Python library for knowledge graph embedding and representation learning.
MIT License
601 stars 109 forks source link

Better way to manage parameter_list, maybe without NamedEmbedding #211

Open dany-nonstop opened 3 years ago

dany-nonstop commented 3 years ago

First I want to thank you for making this pykg2vec project! Its comprehensive inclusion of many SOTA algorithms along the development history of knowledge graph embedding is really impressive!

I am trying to revise an existing model by adding a new linear layer, and of course I just added the new layer into the parameter_list. All training went through pretty well, but an exception occurred in export_embedding(), where every parameter in the list need to be have a name, or is assumed to be a NamedEmbedding.

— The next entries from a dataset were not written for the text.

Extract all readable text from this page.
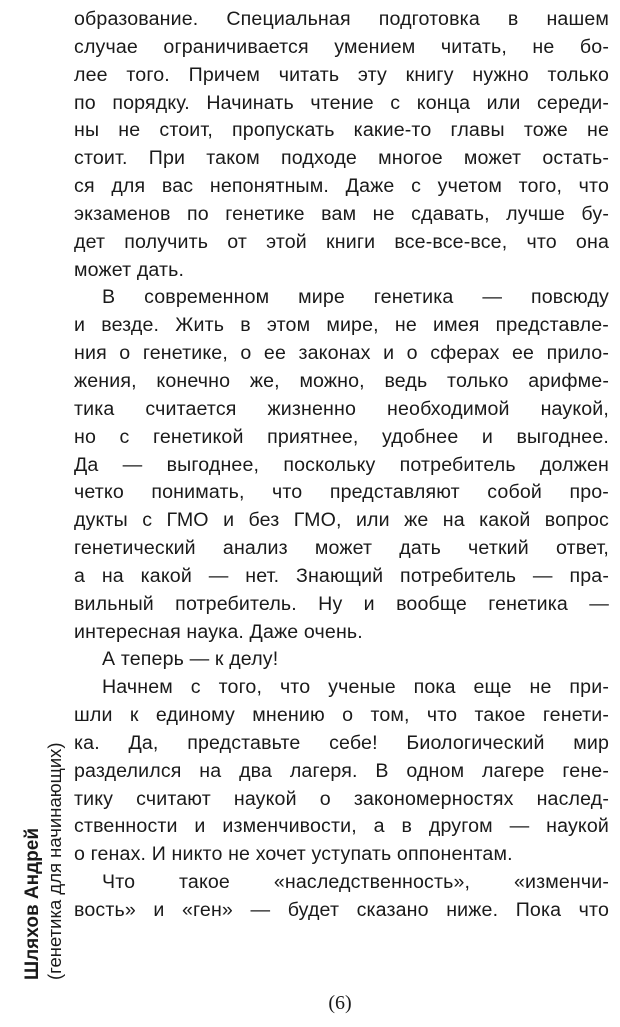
Шляхов Андрей (генетика для начинающих)
образование. Специальная подготовка в нашем
случае ограничивается умением читать, не бо-
лее того. Причем читать эту книгу нужно только
по порядку. Начинать чтение с конца или середи-
ны не стоит, пропускать какие-то главы тоже не
стоит. При таком подходе многое может остать-
ся для вас непонятным. Даже с учетом того, что
экзаменов по генетике вам не сдавать, лучше бу-
дет получить от этой книги все-все-все, что она
может дать.
В современном мире генетика — повсюду
и везде. Жить в этом мире, не имея представле-
ния о генетике, о ее законах и о сферах ее прило-
жения, конечно же, можно, ведь только арифме-
тика считается жизненно необходимой наукой,
но с генетикой приятнее, удобнее и выгоднее.
Да — выгоднее, поскольку потребитель должен
четко понимать, что представляют собой про-
дукты с ГМО и без ГМО, или же на какой вопрос
генетический анализ может дать четкий ответ,
а на какой — нет. Знающий потребитель — пра-
вильный потребитель. Ну и вообще генетика —
интересная наука. Даже очень.
А теперь — к делу!
Начнем с того, что ученые пока еще не при-
шли к единому мнению о том, что такое генети-
ка. Да, представьте себе! Биологический мир
разделился на два лагеря. В одном лагере гене-
тику считают наукой о закономерностях наслед-
ственности и изменчивости, а в другом — наукой
о генах. И никто не хочет уступать оппонентам.
Что такое «наследственность», «изменчи-
вость» и «ген» — будет сказано ниже. Пока что
(6)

https://github.com/Sujit-O/pykg2vec/blob/492807b627574f95b0db9e7cb9f090c3c45a030a/pykg2vec/utils/trainer.py#L462-L471

I read the code and realized that pykg2vec is using NamedEmbedding for every parameter that is even not embedding at all. For example these parameters in SME model have to be NamedEmbeddings, though they are not embeddings at all.

https://github.com/Sujit-O/pykg2vec/blob/492807b627574f95b0db9e7cb9f090c3c45a030a/pykg2vec/models/pairwise.py#L573-L578

And because of this unnecessary detour to NamedEmbedding, they are later used in a little obscured way like this

https://github.com/Sujit-O/pykg2vec/blob/492807b627574f95b0db9e7cb9f090c3c45a030a/pykg2vec/models/pairwise.py#L627-L629

I am sure you must have a reason to devise such a mechanism in pykg2vec, would you please elaborate, or just use pytorch's way to handle parameters with register_parameter() ? I assume it may simplify the code base, and make it easier to understand / extend?

@baxtree @louisccc

baxtree commented 3 years ago

Hi, @dany-nonstop, Thanks for the suggestion and I think you are right in say parameter_list is not the torch way and can be superseded by register_parameter(). The torch version of pykg2ves was "translated" straightly based off its tensorflow version and at then, there was probably no concept of named embedding in torch hence the NamedEmbedding. Do you mind submitting a PR, assuming you may have done some exploratory change and the tests are still passing?

dany-nonstop commented 3 years ago

Hi, @baxtree thanks for shedding light on the origin of the code. while going through the code I noticed that parameter_list is only saved in export_embedding but was never reused elsewhere. Even in during inference in pykg2vec-infer the Trainer is directly loading the saved state_dict instead of using the saved embeddings in tsv files.

I'm not sure how useful those tsv files are, and am wondering if the code related to it should be completely removed instead. I'd love to contribute to pykg2vec, but need to make sure I know what I'm doing before making any changes. 😆

baxtree commented 3 years ago

Hi, @louisccc . Can you pls share some history about the saved embeddings as mentioned above and guide @dany-nonstop through the contributing process?